AVANT DE LAISSER BRÛLER LA DEMEURE, IL FAUDRAIT BRÛLER LES DEMEURÉS QUI NOUS « GUIDENT »
GP

La mouche dans le pissoir

Chaque jour, des milliers de voyageurs négligents aspergeaient les rebords et la périphérie des urinoirs. Jusqu’à ce qu’Aad Kiebboom, le responsable du développement immobilier à Schiphol, fasse dessiner, au fond de ceux-ci, une mouche près du drain.La cible a réveillé un genre d’instinct du sniper. «Quand un homme voit une mouche, a résumé Kiebboom, il cherche à l’atteindre.» Résultat, les éclaboussures ont diminué de 80 % dans les toilettes pour hommes de l’aéroport.
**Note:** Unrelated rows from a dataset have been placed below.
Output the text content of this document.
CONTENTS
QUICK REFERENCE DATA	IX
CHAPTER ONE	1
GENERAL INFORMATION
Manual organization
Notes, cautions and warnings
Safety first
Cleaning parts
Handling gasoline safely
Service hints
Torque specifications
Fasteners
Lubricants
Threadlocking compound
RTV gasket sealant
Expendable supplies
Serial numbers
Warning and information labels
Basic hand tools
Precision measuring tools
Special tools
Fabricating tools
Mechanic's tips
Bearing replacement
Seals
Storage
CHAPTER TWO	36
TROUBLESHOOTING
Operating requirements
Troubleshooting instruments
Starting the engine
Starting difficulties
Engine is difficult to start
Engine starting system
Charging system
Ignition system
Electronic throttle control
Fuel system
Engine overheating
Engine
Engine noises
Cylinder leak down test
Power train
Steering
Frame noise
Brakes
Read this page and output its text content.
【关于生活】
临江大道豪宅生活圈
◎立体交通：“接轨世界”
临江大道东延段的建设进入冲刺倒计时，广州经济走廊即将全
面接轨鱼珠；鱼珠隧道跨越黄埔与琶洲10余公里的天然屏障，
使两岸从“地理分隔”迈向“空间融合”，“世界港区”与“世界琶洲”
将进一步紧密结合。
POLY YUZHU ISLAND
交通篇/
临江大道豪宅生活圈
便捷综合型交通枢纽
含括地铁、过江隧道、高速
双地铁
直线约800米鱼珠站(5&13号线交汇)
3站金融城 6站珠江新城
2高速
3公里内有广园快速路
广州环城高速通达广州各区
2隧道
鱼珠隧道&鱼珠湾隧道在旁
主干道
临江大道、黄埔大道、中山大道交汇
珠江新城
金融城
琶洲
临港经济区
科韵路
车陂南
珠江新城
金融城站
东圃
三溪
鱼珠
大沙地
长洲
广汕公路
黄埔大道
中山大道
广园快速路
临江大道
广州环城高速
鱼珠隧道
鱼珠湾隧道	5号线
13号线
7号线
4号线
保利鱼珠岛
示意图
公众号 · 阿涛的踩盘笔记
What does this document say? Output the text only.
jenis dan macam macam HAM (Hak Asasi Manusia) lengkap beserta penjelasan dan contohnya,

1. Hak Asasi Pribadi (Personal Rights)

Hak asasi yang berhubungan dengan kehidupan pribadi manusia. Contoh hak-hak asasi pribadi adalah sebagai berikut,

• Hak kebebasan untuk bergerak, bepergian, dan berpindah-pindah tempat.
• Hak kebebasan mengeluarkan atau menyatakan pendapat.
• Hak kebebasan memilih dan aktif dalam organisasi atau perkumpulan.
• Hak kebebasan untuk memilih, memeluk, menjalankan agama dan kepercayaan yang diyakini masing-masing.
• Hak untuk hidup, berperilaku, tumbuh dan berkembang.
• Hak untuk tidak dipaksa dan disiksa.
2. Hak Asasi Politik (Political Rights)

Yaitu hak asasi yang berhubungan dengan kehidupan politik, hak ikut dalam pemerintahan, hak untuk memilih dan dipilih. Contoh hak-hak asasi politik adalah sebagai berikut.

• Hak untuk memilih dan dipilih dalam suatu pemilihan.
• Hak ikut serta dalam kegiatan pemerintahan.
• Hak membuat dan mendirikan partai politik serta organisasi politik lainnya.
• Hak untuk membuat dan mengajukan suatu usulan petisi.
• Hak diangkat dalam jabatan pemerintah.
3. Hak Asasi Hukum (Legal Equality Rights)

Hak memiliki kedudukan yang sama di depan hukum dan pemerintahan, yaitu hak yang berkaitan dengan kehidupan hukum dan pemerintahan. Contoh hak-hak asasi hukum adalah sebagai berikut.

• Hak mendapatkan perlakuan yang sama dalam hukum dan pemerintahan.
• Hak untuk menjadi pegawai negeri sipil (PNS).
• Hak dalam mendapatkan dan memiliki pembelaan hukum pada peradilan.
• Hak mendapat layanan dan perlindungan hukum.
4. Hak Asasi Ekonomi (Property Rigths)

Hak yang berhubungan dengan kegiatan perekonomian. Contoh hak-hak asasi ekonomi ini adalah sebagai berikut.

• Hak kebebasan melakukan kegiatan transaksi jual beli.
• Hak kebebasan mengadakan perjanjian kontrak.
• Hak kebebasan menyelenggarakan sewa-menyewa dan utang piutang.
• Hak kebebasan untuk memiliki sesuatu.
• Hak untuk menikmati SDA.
Cyberpresse

La la légèreté de l’homme commence  dans les pissoirs. Le pissoir est révélateur du laisser-aller général du simple soldat astiqué et cravaté. En attendant de devenir Président des États-Unis d’Amérique, on peut toujours, ambitieux de viser « haut », tirer sur des mouches.

L’homme est trop paresseux pour se concentrer sur son tir du pipi. Alors, on a trouvé la solution pour éradiquer  ce « prédateur » inné. On l’a transformé en sniper.   La majorité des humains ne feraient pas  de mal à une mouche… À moins qu’elle se présente comme une cible au fond d’un urinoir.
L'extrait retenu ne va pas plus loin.